What causes nutritional deficits in CP?
There are several factors that may cause poor nutrition in children and adults with CP, such as:
- swallowing and feeding problems because of weakness in the throat, jaw, tongue, and facial muscles;
- poor appetite because of constipation or gastroesophageal reflux disease (GERD);
- frequent infections and hospitalization;
- higher nutritional needs.
CP patients also may not have coordination needed to feed themselves or may have behavioral issues that affect mealtimes. They also may have difficulty communicating that they are hungry or thirsty.
What are the dietary needs of CP patients?
A good, nutritious diet can help improve weight gain and growth, immune function, circulation, and cognition. It also can decrease irritability and help speed recovery from surgery and illness.

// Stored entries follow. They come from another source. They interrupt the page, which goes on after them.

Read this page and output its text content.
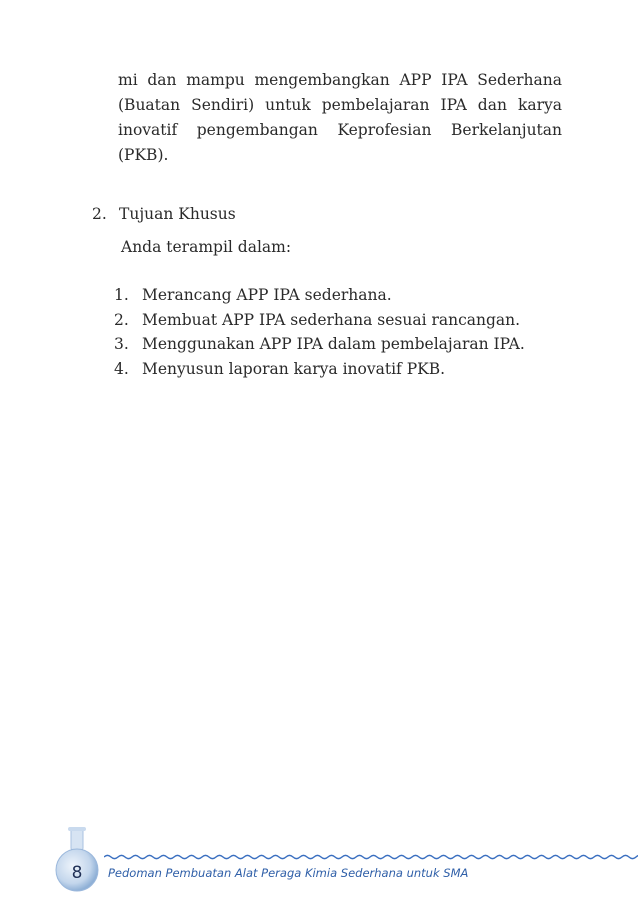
mi dan mampu mengembangkan APP IPA Sederhana (Buatan Sendiri) untuk pembelajaran IPA dan karya inovatif pengembangan Keprofesian Berkelanjutan (PKB).

2. Tujuan Khusus

Anda terampil dalam:

1. Merancang APP IPA sederhana.
2. Membuat APP IPA sederhana sesuai rancangan.
3. Menggunakan APP IPA dalam pembelajaran IPA.
4. Menyusun laporan karya inovatif PKB.
8	Pedoman Pembuatan Alat Peraga Kimia Sederhana untuk SMA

The diet for individuals with CP should include:
- Calcium-rich foods such as milk, yogurt, cheese, and calcium-supplemented fruit juices.
- Vitamin D-rich foods such as fish, fish liver oil, vitamin-D supplemented milk, orange juice, and cereals.
- Phosphorus-rich foods such as dairy products, meat, fish, eggs, poultry, nuts, seeds, and whole grains.
- Vegetables and fruits that are rich in vitamins and minerals.
Are additional dietary measures needed?
Dietitians may recommend specific vitamin, mineral, calorie or protein supplements depending on the needs of each individual patient.
Children with swallowing problems may need changes in food texture and beverage thickness so that they can swallow safely.
In some cases, food and drinks may need to be provided through a feeding tube that may be placed through the nose to reach the stomach for short-term feeding support, or directly through a port in the belly and into the stomach (gastrostomy) for long-term feeding needs.